Facebook told advertisers its temporary post-election ban on political ads is expected to continue for another month.
Its temporary pause on electoral, political and social issue ads in the U.S. will continue because it can help prevent confusion or abuse on its platform, the company said, according to emails viewed by CNBC. Facebook told advertisers they can still use organic posts that adhere to community standards.
"The temporary pause for ads about politics and social issues in the US continues to be in place as part of our ongoing efforts to protect the election," a Facebook spokeswoman confirmed to CNBC. "Advertisers can expect this to last another month, though there may be an opportunity to resume these ads sooner."
Facebook announced in October it would stop running political ads in the U.S. after polls closed for the 2020 election on Nov. 3. But with runoffs for both of Georgia's Senate seats, groups can't turn to Facebook to run ads for fundraising or otherwise.
"Millions of voters in Georgia are active on Facebook.

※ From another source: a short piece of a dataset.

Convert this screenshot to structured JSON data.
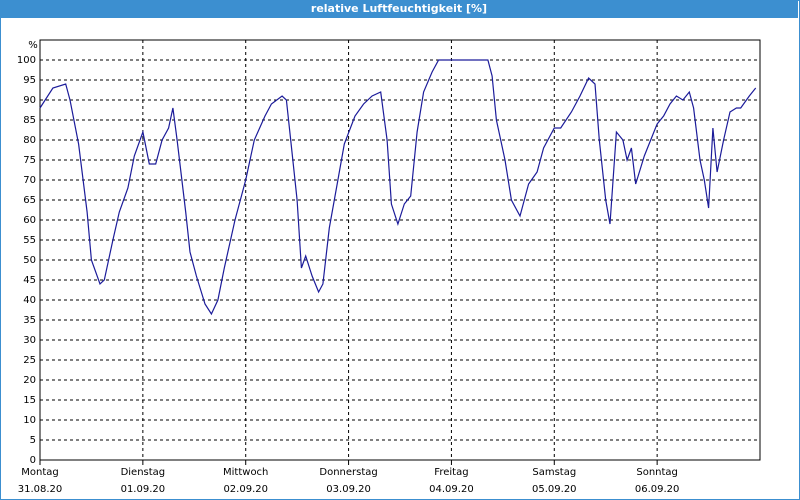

They get news and information from Facebook, and campaigns aren't allowed to reach those voters through paid advertising," Eric Wilson, a Republican political technologist, told CNBC on Wednesday. "A lot of people don't understand just how important that is."
Wilson added that groups are being prevented from raising money from supporters around the country and from educating voters.
"I certainly call on Facebook to amend their policy immediately to allow advertising in the races that have active runoffs," said Mark Jablonowski, managing partner and chief technology officer at DSPolitical, a targeted ad network for Democratic campaigns and progressive causes.
He added that this could also affect year-end fundraising for nonprofits that deal with social issues, saying it could have a "devastating impact on social nonprofits that are swept up in these policies."
Google, which also paused political advertising after polls closed on Election Day, said it didn't have "anything new to share" when asked when its pause might lift.
The update was first reported by Reuters.